Every few weeks you read of junkies killed by professional types wielding cricket bats or golf clubs.
The house is cold and smells of chips, damp washing and cigarettes. The walls of the narrow hallway are an institutional pale green. The carpet a worn beige. The lightshade one of those cheap paper orbs you see everywhere. A couple of quid from Wilkos.

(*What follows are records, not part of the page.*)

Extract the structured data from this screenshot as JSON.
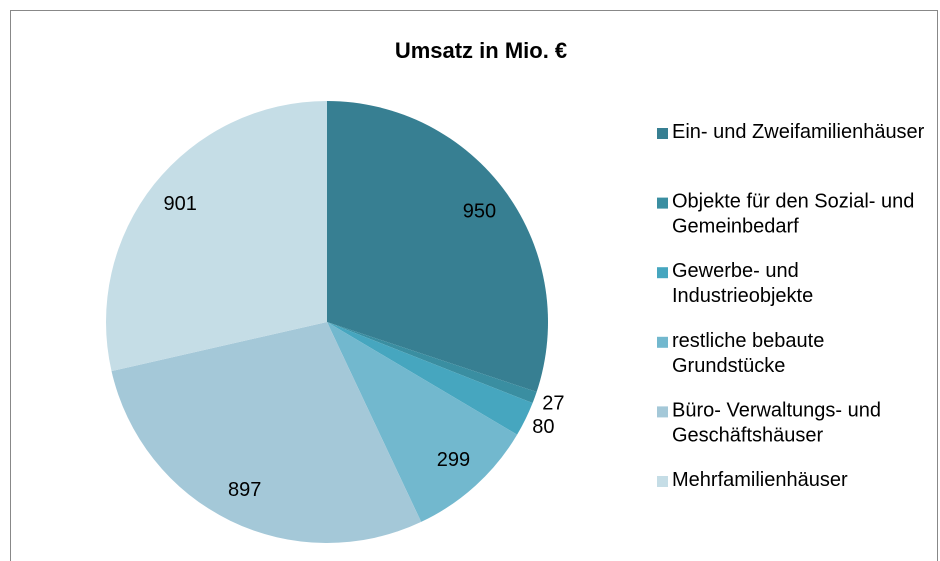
{
  "chart_data": {
    "type": "pie",
    "title": "Umsatz in Mio. €",
    "categories": [
      "Ein- und Zweifamilienhäuser",
      "Objekte für den Sozial- und Gemeinbedarf",
      "Gewerbe- und Industrieobjekte",
      "restliche bebaute Grundstücke",
      "Büro- Verwaltungs- und Geschäftshäuser",
      "Mehrfamilienhäuser"
    ],
    "values": [
      950,
      27,
      80,
      299,
      897,
      901
    ],
    "colors": [
      "#377f92",
      "#3a8ea1",
      "#46a6bf",
      "#72b8ce",
      "#a4c8d8",
      "#c5dde6"
    ],
    "legend": "right"
  }
}
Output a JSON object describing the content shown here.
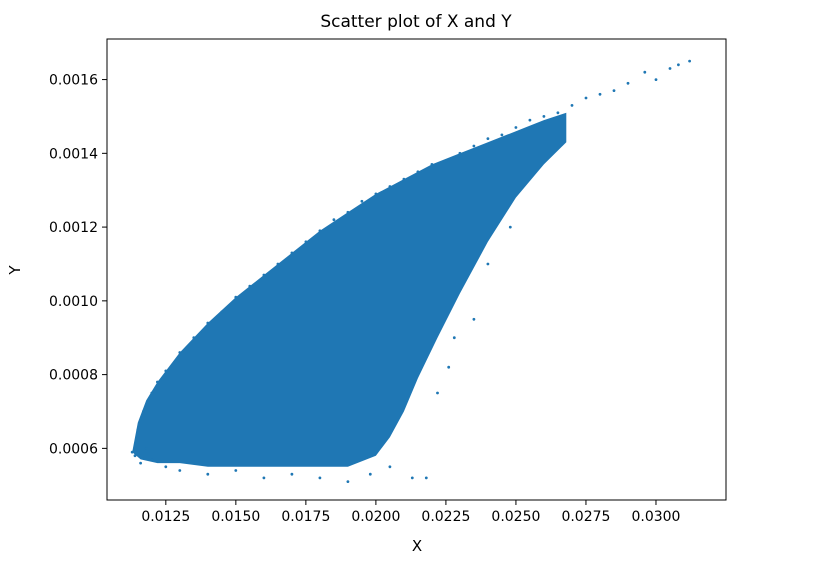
{
  "chart_data": {
    "type": "scatter",
    "title": "Scatter plot of X and Y",
    "xlabel": "X",
    "ylabel": "Y",
    "xlim": [
      0.0104,
      0.0325
    ],
    "ylim": [
      0.00046,
      0.00171
    ],
    "xticks": [
      "0.0125",
      "0.0150",
      "0.0175",
      "0.0200",
      "0.0225",
      "0.0250",
      "0.0275",
      "0.0300"
    ],
    "yticks": [
      "0.0006",
      "0.0008",
      "0.0010",
      "0.0012",
      "0.0014",
      "0.0016"
    ],
    "grid": false,
    "marker_color": "#1f77b4",
    "series": [
      {
        "x": [
          0.0113,
          0.0115,
          0.0117,
          0.012,
          0.0122,
          0.0125,
          0.013,
          0.0135,
          0.014,
          0.0145,
          0.015,
          0.0155,
          0.016,
          0.0165,
          0.017,
          0.0175,
          0.018,
          0.0185,
          0.019,
          0.0195,
          0.02,
          0.0205,
          0.021,
          0.0215,
          0.022,
          0.0225,
          0.023,
          0.0235,
          0.024,
          0.0245,
          0.025,
          0.0255,
          0.026,
          0.0265,
          0.027,
          0.0275,
          0.028,
          0.0285,
          0.029,
          0.0296,
          0.03,
          0.0305,
          0.0308,
          0.0312,
          0.0213,
          0.0218,
          0.0205,
          0.0198,
          0.019,
          0.018,
          0.017,
          0.016,
          0.015,
          0.014,
          0.013,
          0.0125,
          0.012,
          0.0118,
          0.0116,
          0.0114,
          0.0228,
          0.0235,
          0.024,
          0.0248,
          0.0226,
          0.0222
        ],
        "y": [
          0.00059,
          0.00065,
          0.0007,
          0.00075,
          0.00078,
          0.00081,
          0.00086,
          0.0009,
          0.00094,
          0.00097,
          0.00101,
          0.00104,
          0.00107,
          0.0011,
          0.00113,
          0.00116,
          0.00119,
          0.00122,
          0.00124,
          0.00127,
          0.00129,
          0.00131,
          0.00133,
          0.00135,
          0.00137,
          0.00138,
          0.0014,
          0.00142,
          0.00144,
          0.00145,
          0.00147,
          0.00149,
          0.0015,
          0.00151,
          0.00153,
          0.00155,
          0.00156,
          0.00157,
          0.00159,
          0.00162,
          0.0016,
          0.00163,
          0.00164,
          0.00165,
          0.00052,
          0.00052,
          0.00055,
          0.00053,
          0.00051,
          0.00052,
          0.00053,
          0.00052,
          0.00054,
          0.00053,
          0.00054,
          0.00055,
          0.00057,
          0.0006,
          0.00056,
          0.00058,
          0.0009,
          0.00095,
          0.0011,
          0.0012,
          0.00082,
          0.00075
        ]
      }
    ]
  }
}
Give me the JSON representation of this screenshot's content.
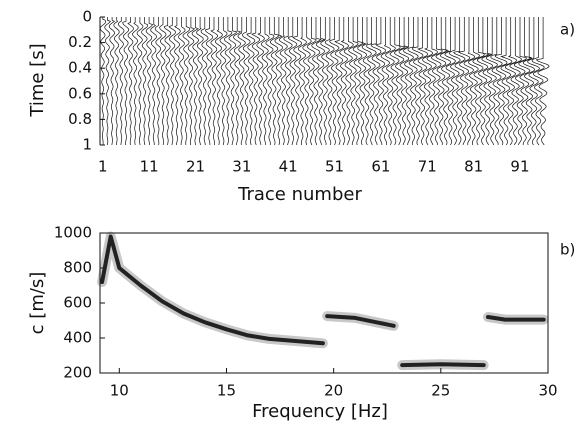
{
  "chart_data": [
    {
      "type": "wiggle",
      "panel_label": "a)",
      "ylabel": "Time [s]",
      "xlabel": "Trace number",
      "xlim": [
        0.4,
        96.4
      ],
      "xticks": [
        1,
        11,
        21,
        31,
        41,
        51,
        61,
        71,
        81,
        91
      ],
      "ylim": [
        0,
        1
      ],
      "yticks": [
        0,
        0.2,
        0.4,
        0.6,
        0.8,
        1
      ],
      "y_reversed": true,
      "color": "#111111"
    },
    {
      "type": "line",
      "panel_label": "b)",
      "ylabel": "c [m/s]",
      "xlabel": "Frequency [Hz]",
      "xlim": [
        9.1,
        30
      ],
      "xticks": [
        10,
        15,
        20,
        25,
        30
      ],
      "ylim": [
        200,
        1000
      ],
      "yticks": [
        200,
        400,
        600,
        800,
        1000
      ],
      "series": [
        {
          "color": "#222222",
          "x": [
            9.2,
            9.6,
            10,
            11,
            12,
            13,
            14,
            15,
            16,
            17,
            18,
            19.5,
            null,
            19.7,
            21,
            22,
            22.8,
            null,
            23.2,
            25,
            27,
            null,
            27.2,
            28,
            29.8
          ],
          "values": [
            720,
            980,
            800,
            700,
            610,
            540,
            490,
            450,
            415,
            395,
            385,
            370,
            null,
            525,
            515,
            490,
            470,
            null,
            245,
            250,
            245,
            null,
            520,
            505,
            505
          ]
        }
      ]
    }
  ]
}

The small kitchen is tidy though, no dirty dishes piled up in the sink. Just a few cups on the draining board. There are three flying ducks above the gas fire where, in a more gentrified terrace, there would be a contemporary art print above a wood burning stove. Who put the ducks there? The landlord? Or is it an ironic homemaking statement by Jake and his artist girlfriend?
Most of the kitchen is taken up by a battered but sturdy-looking table on which sits a fat, half-melted church candle in a plain white saucer. There’s not much worktop space for peeling and chopping, but there’s room for a vivid Moroccan blue earthenware bowl containing a lemon, a pear, a greenish banana. There’s a fat butternut squash, a bag of nuts, a not quite empty wine bottle. A heavy Chilean red, 14.5 per cent. The kind of wine Katy and I never touch now. These days our criteria for choosing wine is that it costs more than eight quid a bottle, but less than twelve. That it’s no more than 12.5 per cent.